Music / Jeonghwan Kim in recital. At Wesley Music Centre, October 11. Reviewed by HELEN MUSA.
There were no prizes for guessing why so many people had packed into Wesley Music Centre, including an impressive turnout from the Korean community and their children, perhaps themselves budding pianists.
For pianist Jeonghwan Kim, once a child prodigy in Seoul then from age 11 trained in Berlin, was himself a prize winner, notably at Sydney International Piano Competition in 2023, where he won both First Prize and the Eileen Joyce Best Overall Concerto Prize.
This recital proved a formidable show of pianistic power, allowing Kim to showcase his extraordinary skills on the keyboard. While for most of the evening we heard the volume turned right up, Kim’s deceptively quiet endings showed what a skilled master of the keyboard he is.
At times crouched over his piano in intense concentration, at others throwing his head back in sheer pleasure, Kim began with Beethoven’s Piano Sonata No.16 Op.31, a relatively light-hearted opening for such a concert, though with a hint of the intensity to come in the adagio grazioso.
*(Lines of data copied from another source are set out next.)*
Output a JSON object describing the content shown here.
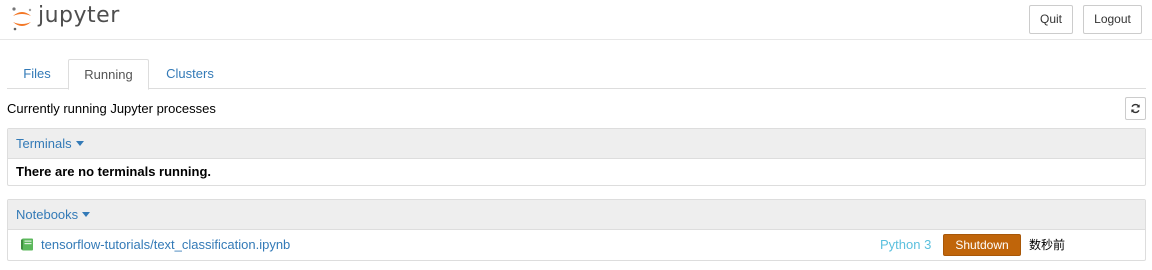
{
  "header": {
    "logo_text": "jupyter",
    "quit_label": "Quit",
    "logout_label": "Logout"
  },
  "tabs": [
    {
      "label": "Files",
      "active": false
    },
    {
      "label": "Running",
      "active": true
    },
    {
      "label": "Clusters",
      "active": false
    }
  ],
  "toolbar": {
    "description": "Currently running Jupyter processes",
    "refresh_icon": "refresh-icon"
  },
  "terminals": {
    "heading": "Terminals",
    "empty_message": "There are no terminals running."
  },
  "notebooks": {
    "heading": "Notebooks",
    "items": [
      {
        "name": "tensorflow-tutorials/text_classification.ipynb",
        "kernel": "Python 3",
        "shutdown_label": "Shutdown",
        "last_activity": "数秒前"
      }
    ]
  },
  "colors": {
    "link": "#337ab7",
    "kernel": "#5bc0de",
    "shutdown": "#c0650a",
    "notebook_icon": "#5cb85c",
    "logo_orange": "#f37726"
  }
}
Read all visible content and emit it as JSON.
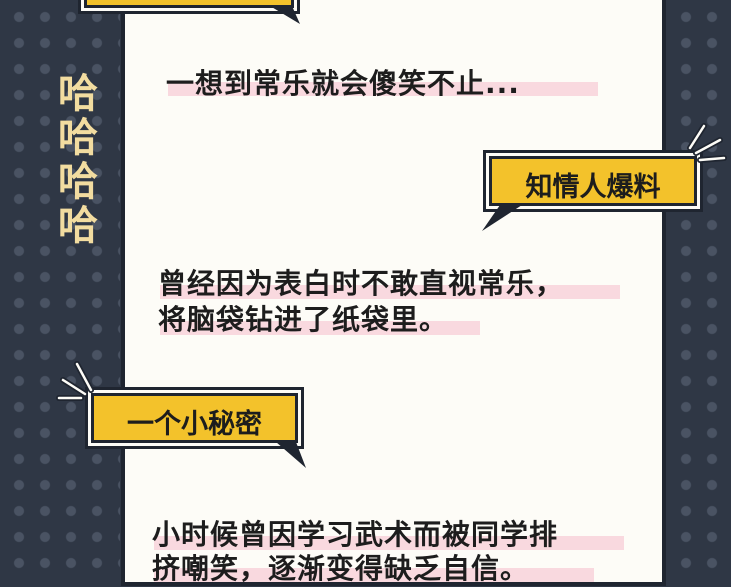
{
  "side_laugh": [
    "哈",
    "哈",
    "哈",
    "哈"
  ],
  "section1": {
    "text": "一想到常乐就会傻笑不止..."
  },
  "section2": {
    "tag": "知情人爆料",
    "lines": [
      "曾经因为表白时不敢直视常乐，",
      "将脑袋钻进了纸袋里。"
    ]
  },
  "section3": {
    "tag": "一个小秘密",
    "lines": [
      "小时候曾因学习武术而被同学排",
      "挤嘲笑，逐渐变得缺乏自信。"
    ]
  },
  "colors": {
    "background": "#2f3745",
    "panel": "#fdfcf7",
    "tag_yellow": "#f3c22b",
    "highlight_pink": "#f9d9df",
    "laugh_text": "#f2dca0"
  }
}
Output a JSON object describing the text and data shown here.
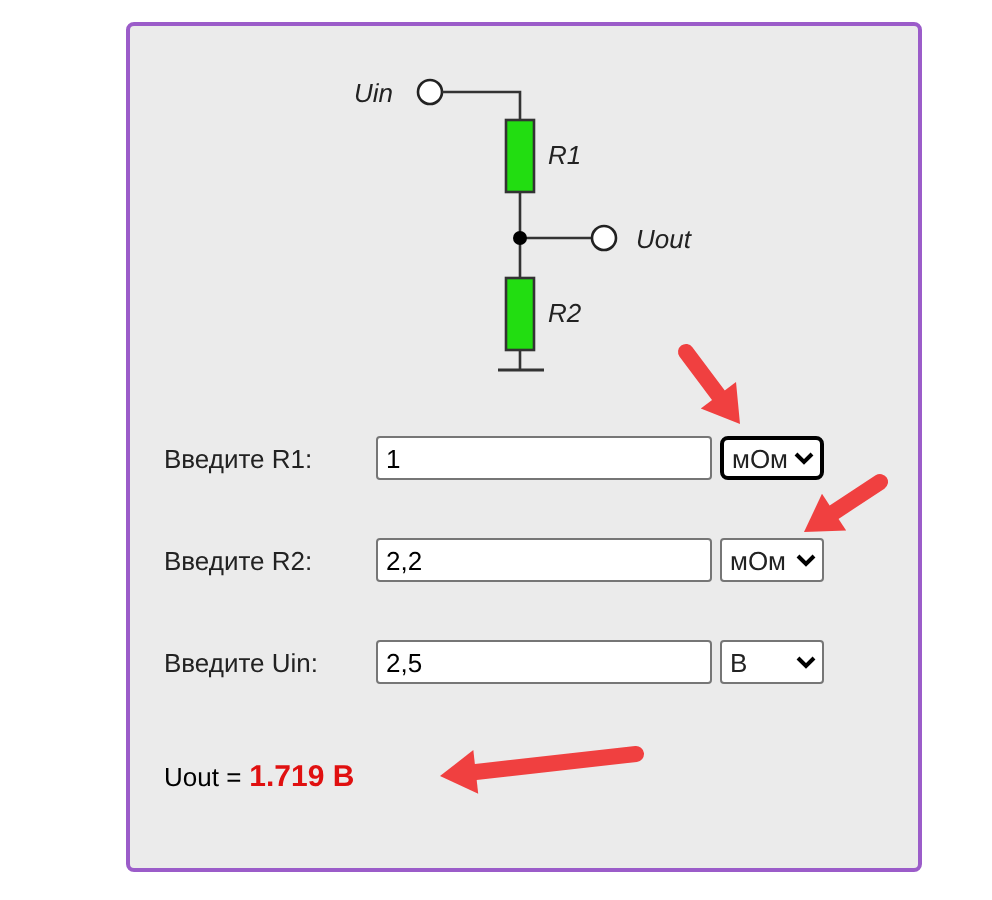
{
  "schematic": {
    "input_label": "Uin",
    "r1_label": "R1",
    "output_label": "Uout",
    "r2_label": "R2"
  },
  "fields": [
    {
      "label": "Введите R1:",
      "value": "1",
      "unit": "мОм",
      "focused": true
    },
    {
      "label": "Введите R2:",
      "value": "2,2",
      "unit": "мОм",
      "focused": false
    },
    {
      "label": "Введите Uin:",
      "value": "2,5",
      "unit": "В",
      "focused": false
    }
  ],
  "result": {
    "label": "Uout =",
    "value": "1.719 В"
  }
}
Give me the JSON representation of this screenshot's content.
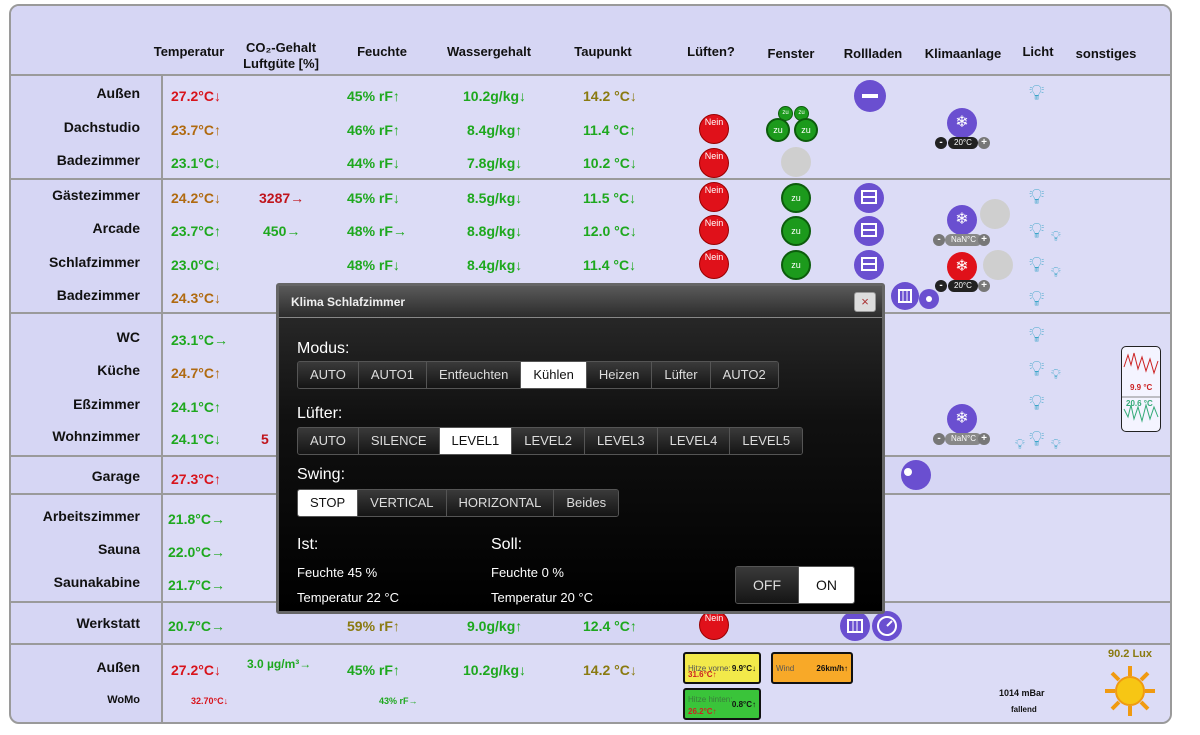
{
  "headers": [
    "Temperatur",
    "CO₂-Gehalt",
    "Luftgüte [%]",
    "Feuchte",
    "Wassergehalt",
    "Taupunkt",
    "Lüften?",
    "Fenster",
    "Rollladen",
    "Klimaanlage",
    "Licht",
    "sonstiges"
  ],
  "rooms": {
    "aussen": {
      "name": "Außen",
      "temp": "27.2°C↓",
      "feuchte": "45% rF↑",
      "wasser": "10.2g/kg↓",
      "taupunkt": "14.2 °C↓"
    },
    "dachstudio": {
      "name": "Dachstudio",
      "temp": "23.7°C↑",
      "feuchte": "46% rF↑",
      "wasser": "8.4g/kg↑",
      "taupunkt": "11.4 °C↑"
    },
    "bad1": {
      "name": "Badezimmer",
      "temp": "23.1°C↓",
      "feuchte": "44% rF↓",
      "wasser": "7.8g/kg↓",
      "taupunkt": "10.2 °C↓"
    },
    "gaeste": {
      "name": "Gästezimmer",
      "temp": "24.2°C↓",
      "co2": "3287→",
      "feuchte": "45% rF↓",
      "wasser": "8.5g/kg↓",
      "taupunkt": "11.5 °C↓"
    },
    "arcade": {
      "name": "Arcade",
      "temp": "23.7°C↑",
      "co2": "450→",
      "feuchte": "48% rF→",
      "wasser": "8.8g/kg↓",
      "taupunkt": "12.0 °C↓"
    },
    "schlaf": {
      "name": "Schlafzimmer",
      "temp": "23.0°C↓",
      "feuchte": "48% rF↓",
      "wasser": "8.4g/kg↓",
      "taupunkt": "11.4 °C↓"
    },
    "bad2": {
      "name": "Badezimmer",
      "temp": "24.3°C↓"
    },
    "wc": {
      "name": "WC",
      "temp": "23.1°C→"
    },
    "kueche": {
      "name": "Küche",
      "temp": "24.7°C↑"
    },
    "ess": {
      "name": "Eßzimmer",
      "temp": "24.1°C↑"
    },
    "wohn": {
      "name": "Wohnzimmer",
      "temp": "24.1°C↓",
      "co2": "5"
    },
    "garage": {
      "name": "Garage",
      "temp": "27.3°C↑"
    },
    "arbeit": {
      "name": "Arbeitszimmer",
      "temp": "21.8°C→"
    },
    "sauna": {
      "name": "Sauna",
      "temp": "22.0°C→"
    },
    "saunakabine": {
      "name": "Saunakabine",
      "temp": "21.7°C→"
    },
    "werkstatt": {
      "name": "Werkstatt",
      "temp": "20.7°C→",
      "feuchte": "59% rF↑",
      "wasser": "9.0g/kg↑",
      "taupunkt": "12.4 °C↑"
    },
    "aussen2": {
      "name": "Außen",
      "temp": "27.2°C↓",
      "co2": "3.0 µg/m³→",
      "feuchte": "45% rF↑",
      "wasser": "10.2g/kg↓",
      "taupunkt": "14.2 °C↓"
    },
    "womo": {
      "name": "WoMo",
      "temp": "32.70°C↓",
      "feuchte": "43% rF→"
    }
  },
  "badges": {
    "nein": "Nein",
    "zu": "zu",
    "ac1": "20°C",
    "ac2": "NaN°C",
    "ac3": "20°C",
    "ac4": "NaN°C",
    "snow": "❄"
  },
  "weather": {
    "hitze_label": "Hitze vorne:",
    "hitze_val1": "9.9°C↓",
    "hitze_val2": "31.6°C↑",
    "wind_label": "Wind",
    "wind_val": "26km/h↑",
    "hitze2_label": "Hitze hinten:",
    "hitze2_val1": "0.8°C↑",
    "hitze2_val2": "26.2°C↑",
    "lux": "90.2 Lux",
    "pressure": "1014 mBar",
    "pressure_trend": "fallend",
    "chart_red": "9.9 °C",
    "chart_green": "20.6 °C"
  },
  "modal": {
    "title": "Klima Schlafzimmer",
    "close": "×",
    "modus_label": "Modus:",
    "modus": [
      "AUTO",
      "AUTO1",
      "Entfeuchten",
      "Kühlen",
      "Heizen",
      "Lüfter",
      "AUTO2"
    ],
    "modus_selected": 3,
    "luefter_label": "Lüfter:",
    "luefter": [
      "AUTO",
      "SILENCE",
      "LEVEL1",
      "LEVEL2",
      "LEVEL3",
      "LEVEL4",
      "LEVEL5"
    ],
    "luefter_selected": 2,
    "swing_label": "Swing:",
    "swing": [
      "STOP",
      "VERTICAL",
      "HORIZONTAL",
      "Beides"
    ],
    "swing_selected": 0,
    "ist_label": "Ist:",
    "ist_feuchte": "Feuchte 45 %",
    "ist_temp": "Temperatur 22 °C",
    "soll_label": "Soll:",
    "soll_feuchte": "Feuchte 0 %",
    "soll_temp": "Temperatur 20 °C",
    "off": "OFF",
    "on": "ON",
    "power_state": "ON"
  },
  "colors": {
    "panel": "#d6d6f4",
    "accent": "#6a4fd0",
    "nein": "#e0111a",
    "zu": "#1c9a1c"
  }
}
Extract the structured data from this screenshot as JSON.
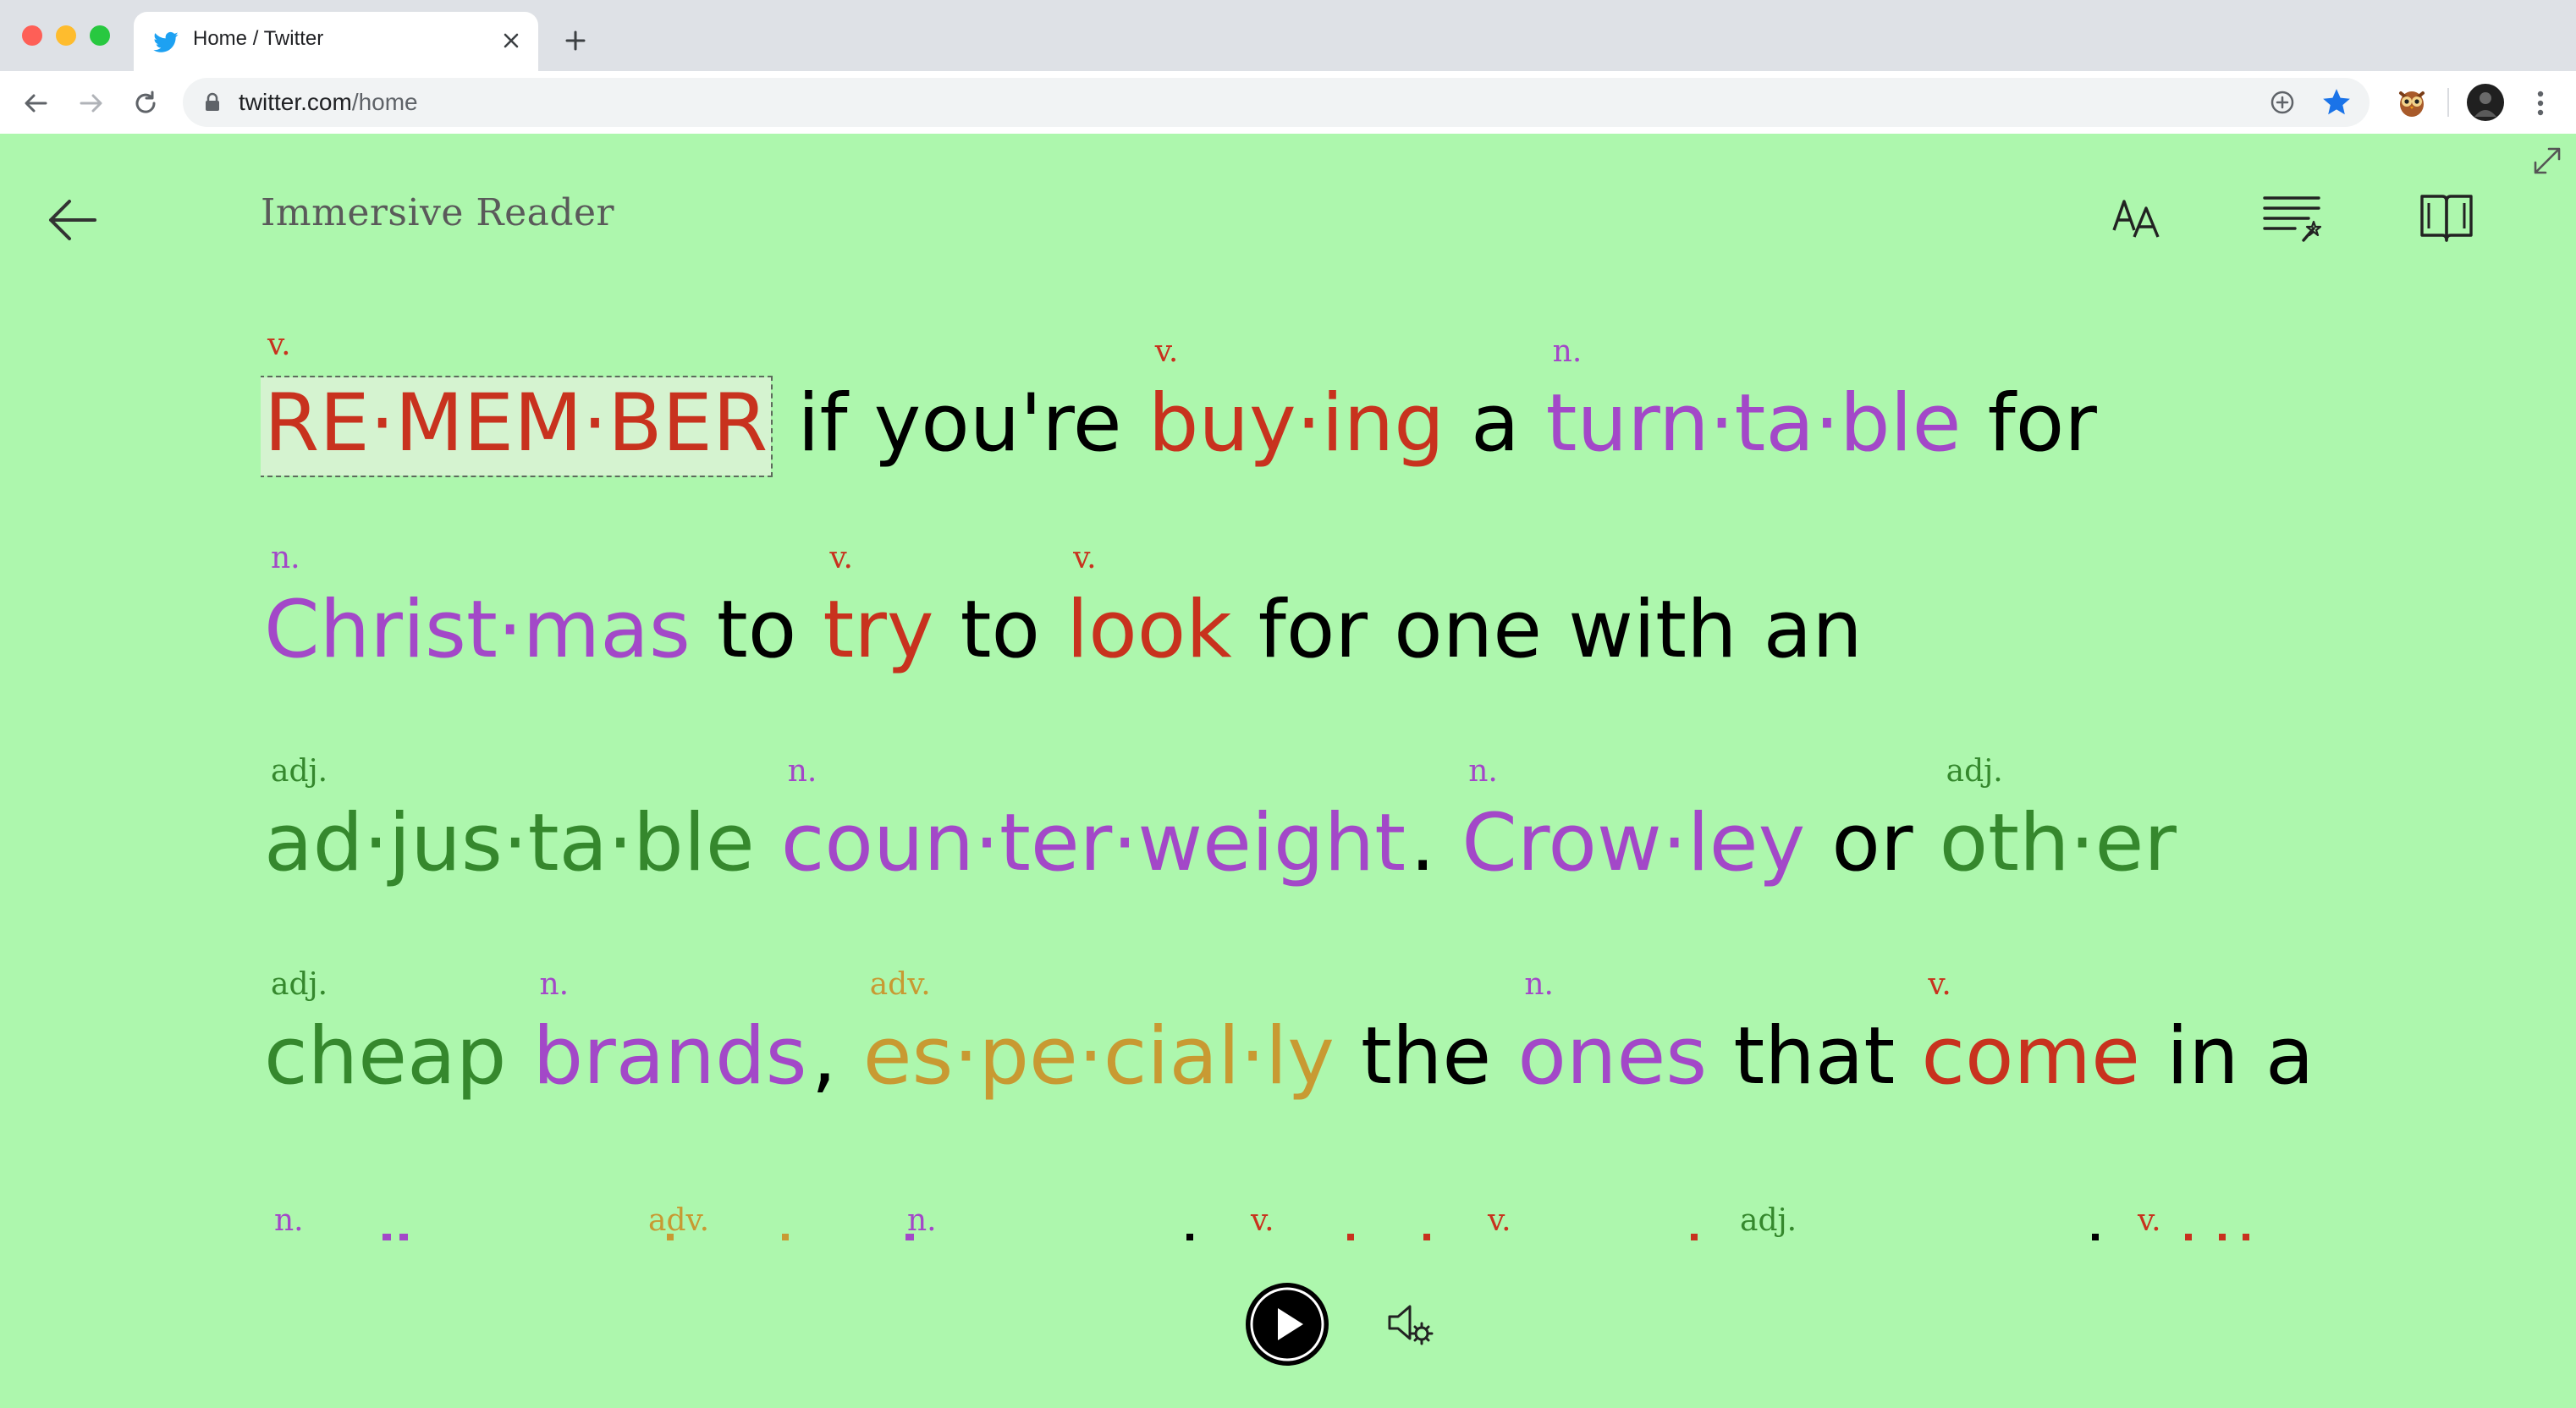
{
  "browser": {
    "tab_title": "Home / Twitter",
    "url_host": "twitter.com",
    "url_path": "/home"
  },
  "reader": {
    "title": "Immersive Reader",
    "lines": [
      [
        {
          "w": "RE·MEM·BER",
          "pos": "v."
        },
        {
          "w": "if"
        },
        {
          "w": "you're"
        },
        {
          "w": "buy·ing",
          "pos": "v."
        },
        {
          "w": "a"
        },
        {
          "w": "turn·ta·ble",
          "pos": "n."
        },
        {
          "w": "for"
        }
      ],
      [
        {
          "w": "Christ·mas",
          "pos": "n."
        },
        {
          "w": "to"
        },
        {
          "w": "try",
          "pos": "v."
        },
        {
          "w": "to"
        },
        {
          "w": "look",
          "pos": "v."
        },
        {
          "w": "for"
        },
        {
          "w": "one"
        },
        {
          "w": "with"
        },
        {
          "w": "an"
        }
      ],
      [
        {
          "w": "ad·jus·ta·ble",
          "pos": "adj."
        },
        {
          "w": "coun·ter·weight",
          "pos": "n."
        },
        {
          "w": ".",
          "punct": true
        },
        {
          "w": "Crow·ley",
          "pos": "n."
        },
        {
          "w": "or"
        },
        {
          "w": "oth·er",
          "pos": "adj."
        }
      ],
      [
        {
          "w": "cheap",
          "pos": "adj."
        },
        {
          "w": "brands",
          "pos": "n."
        },
        {
          "w": ",",
          "punct": true
        },
        {
          "w": "es·pe·cial·ly",
          "pos": "adv."
        },
        {
          "w": "the"
        },
        {
          "w": "ones",
          "pos": "n."
        },
        {
          "w": "that"
        },
        {
          "w": "come",
          "pos": "v."
        },
        {
          "w": "in"
        },
        {
          "w": "a"
        }
      ]
    ],
    "partial_line_labels": [
      "n.",
      "adv.",
      "n.",
      "v.",
      "v.",
      "adj.",
      "v."
    ],
    "colors": {
      "background": "#adf7ad",
      "verb": "#c8321e",
      "noun": "#a348c8",
      "adjective": "#35882d",
      "adverb": "#c89a32"
    },
    "icons": [
      "back-arrow-icon",
      "text-preferences-icon",
      "grammar-options-icon",
      "reading-preferences-icon",
      "expand-icon",
      "play-icon",
      "voice-settings-icon"
    ]
  }
}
The second item on the program, Bartók’s Burlesques Sz.47 in three movements, was also something of a party piece, a light satirical comment on human behaviour. Beginning with No.1, Quarrel, with its angry dissonance, moving into No.2, Slightly Tipsy, characterised by unexpected rhythms and concluding with No.3, Capriccioso.
Kim then turned to another of his specialties, Chopin, opening in a flowing manner with the Andante spianato then after the short fanfare, moving into the flourishing brilliance of Grande polonaise brillante Op.22.
After interval, it was time for two more substantial works.
The first of these was Chopin’s Piano Sonata No.2 Op.35, one of the most popular works in the piano repertoire.
The opening movement had Kim almost jumping from his piano. Here we saw Kim at his most aggressive and apparently angry, almost pounding the piano, though with perfect precision to bring out its full volume.
But the more famous third movement, Marche funèbre (The Funeral March) gave Kim an opportunity to show us just how even and controlled he could be as he moved his way through the march’s famous key changes, before his fingers flew again in the concluding presto.
That was what the audience wanted and they were given it in abundance in the final work, Rachmaninoff’s Piano Sonata No.2 Op.36.
This physically demanding piece opened with the angry allegro agitato that was almost frightening, balanced by the gentler second movement, non allegro – lento, before the final moment, l’istesso tempo – allegro molto.